TRTA President Fran Plemmons was also honored with a special gift as she completes her term leading the organization. Under her leadership, TRTA’s membership has grown to over 80,000. Fran also created the President’s Diamond Award, which was presented for this first time during this year’s convention. The $1,500 award was presented to the Goliad County RSP for their advances in membership growth utilizing the TRTA Diamond Plus program.

About 800 attendees enjoyed a Legislative Luncheon, with the opportunity to hear from Teacher Retirement System of Texas (TRS) Executive Director Brian Guthrie, and State Senators Joan Huffman and John Whitmire. The panel, led by TRTA Executive Director Tim Lee, enlightened the crowd about the problems plaguing the TRS-Care retiree health insurance program, potential solutions and state budget concerns.

TRTA appreciates the hard work of District 4 volunteers and the Leadership Training Committee members, all of whom worked non-stop to make the 63rd annual convention a great success!

Thank You

Convention is a great platform for learning and growing as an organization.

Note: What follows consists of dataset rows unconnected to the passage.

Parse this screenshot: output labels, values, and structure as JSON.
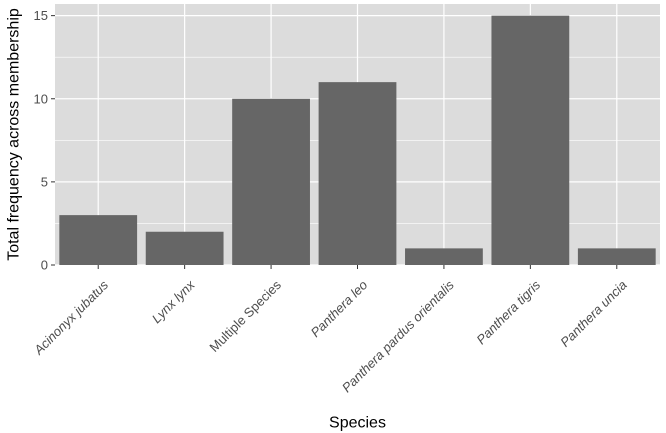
{
  "chart_data": {
    "type": "bar",
    "title": "",
    "xlabel": "Species",
    "ylabel": "Total frequency across membership",
    "categories": [
      "Acinonyx jubatus",
      "Lynx lynx",
      "Multiple Species",
      "Panthera leo",
      "Panthera pardus orientalis",
      "Panthera tigris",
      "Panthera uncia"
    ],
    "italic_categories": [
      true,
      true,
      false,
      true,
      true,
      true,
      true
    ],
    "values": [
      3,
      2,
      10,
      11,
      1,
      15,
      1
    ],
    "yticks": [
      0,
      5,
      10,
      15
    ],
    "ytick_labels": [
      "0",
      "5",
      "10",
      "15"
    ],
    "ylim": [
      0,
      15.7
    ],
    "grid": true,
    "legend": "none"
  },
  "colors": {
    "panel_background": "#dcdcdc",
    "grid_line": "#ffffff",
    "bar_fill": "#666666",
    "tick_label": "#4d4d4d",
    "axis_title": "#000000"
  }
}
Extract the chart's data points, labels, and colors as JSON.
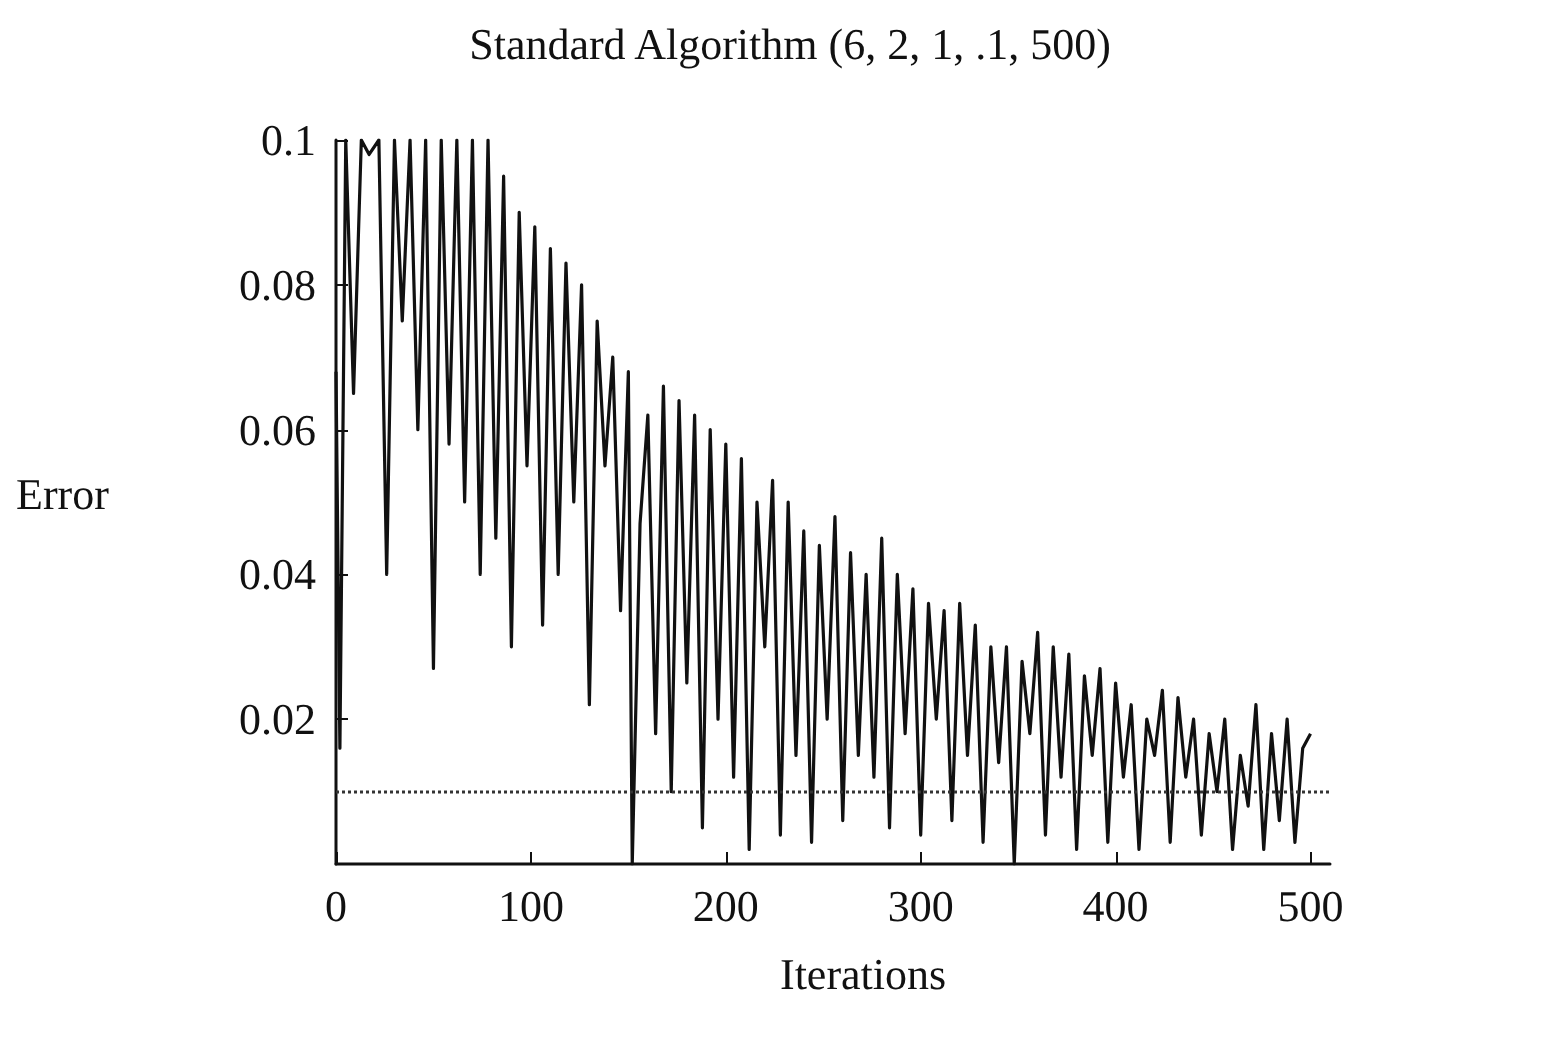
{
  "chart_data": {
    "type": "line",
    "title": "Standard Algorithm (6, 2, 1, .1, 500)",
    "xlabel": "Iterations",
    "ylabel": "Error",
    "xlim": [
      0,
      510
    ],
    "xticks": [
      0,
      100,
      200,
      300,
      400,
      500
    ],
    "ylim": [
      0,
      0.1
    ],
    "yticks": [
      0.02,
      0.04,
      0.06,
      0.08,
      0.1
    ],
    "grid": false,
    "marker": "none",
    "line_style": "solid",
    "ref_lines": [
      {
        "axis": "y",
        "value": 0.01,
        "color": "#333333",
        "line_style": "dotted"
      }
    ],
    "series": [
      {
        "color": "#111111",
        "x": [
          0,
          2,
          5,
          9,
          13,
          17,
          22,
          26,
          30,
          34,
          38,
          42,
          46,
          50,
          54,
          58,
          62,
          66,
          70,
          74,
          78,
          82,
          86,
          90,
          94,
          98,
          102,
          106,
          110,
          114,
          118,
          122,
          126,
          130,
          134,
          138,
          142,
          146,
          150,
          152,
          156,
          160,
          164,
          168,
          172,
          176,
          180,
          184,
          188,
          192,
          196,
          200,
          204,
          208,
          212,
          216,
          220,
          224,
          228,
          232,
          236,
          240,
          244,
          248,
          252,
          256,
          260,
          264,
          268,
          272,
          276,
          280,
          284,
          288,
          292,
          296,
          300,
          304,
          308,
          312,
          316,
          320,
          324,
          328,
          332,
          336,
          340,
          344,
          348,
          352,
          356,
          360,
          364,
          368,
          372,
          376,
          380,
          384,
          388,
          392,
          396,
          400,
          404,
          408,
          412,
          416,
          420,
          424,
          428,
          432,
          436,
          440,
          444,
          448,
          452,
          456,
          460,
          464,
          468,
          472,
          476,
          480,
          484,
          488,
          492,
          496,
          500
        ],
        "values": [
          0.068,
          0.016,
          0.1,
          0.065,
          0.1,
          0.098,
          0.1,
          0.04,
          0.1,
          0.075,
          0.1,
          0.06,
          0.1,
          0.027,
          0.1,
          0.058,
          0.1,
          0.05,
          0.1,
          0.04,
          0.1,
          0.045,
          0.095,
          0.03,
          0.09,
          0.055,
          0.088,
          0.033,
          0.085,
          0.04,
          0.083,
          0.05,
          0.08,
          0.022,
          0.075,
          0.055,
          0.07,
          0.035,
          0.068,
          0.0,
          0.047,
          0.062,
          0.018,
          0.066,
          0.01,
          0.064,
          0.025,
          0.062,
          0.005,
          0.06,
          0.02,
          0.058,
          0.012,
          0.056,
          0.002,
          0.05,
          0.03,
          0.053,
          0.004,
          0.05,
          0.015,
          0.046,
          0.003,
          0.044,
          0.02,
          0.048,
          0.006,
          0.043,
          0.015,
          0.04,
          0.012,
          0.045,
          0.005,
          0.04,
          0.018,
          0.038,
          0.004,
          0.036,
          0.02,
          0.035,
          0.006,
          0.036,
          0.015,
          0.033,
          0.003,
          0.03,
          0.014,
          0.03,
          0.0,
          0.028,
          0.018,
          0.032,
          0.004,
          0.03,
          0.012,
          0.029,
          0.002,
          0.026,
          0.015,
          0.027,
          0.003,
          0.025,
          0.012,
          0.022,
          0.002,
          0.02,
          0.015,
          0.024,
          0.003,
          0.023,
          0.012,
          0.02,
          0.004,
          0.018,
          0.01,
          0.02,
          0.002,
          0.015,
          0.008,
          0.022,
          0.002,
          0.018,
          0.006,
          0.02,
          0.003,
          0.016,
          0.018
        ]
      }
    ]
  }
}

For local unit committee chairmen and members, be sure to check out all of the convention resource guides now available on the TRTA website!

Next year’s convention will be held in Austin, and will include a TRTA Day at the Capitol event. As Senator John Whitmire stated numerous times during the legislative luncheon, our members must be engaged! Mark your calendars now for March 27-29, 2017, and plan to be the loudest, most unified voice at the Texas Capitol during the 84th Legislative Session.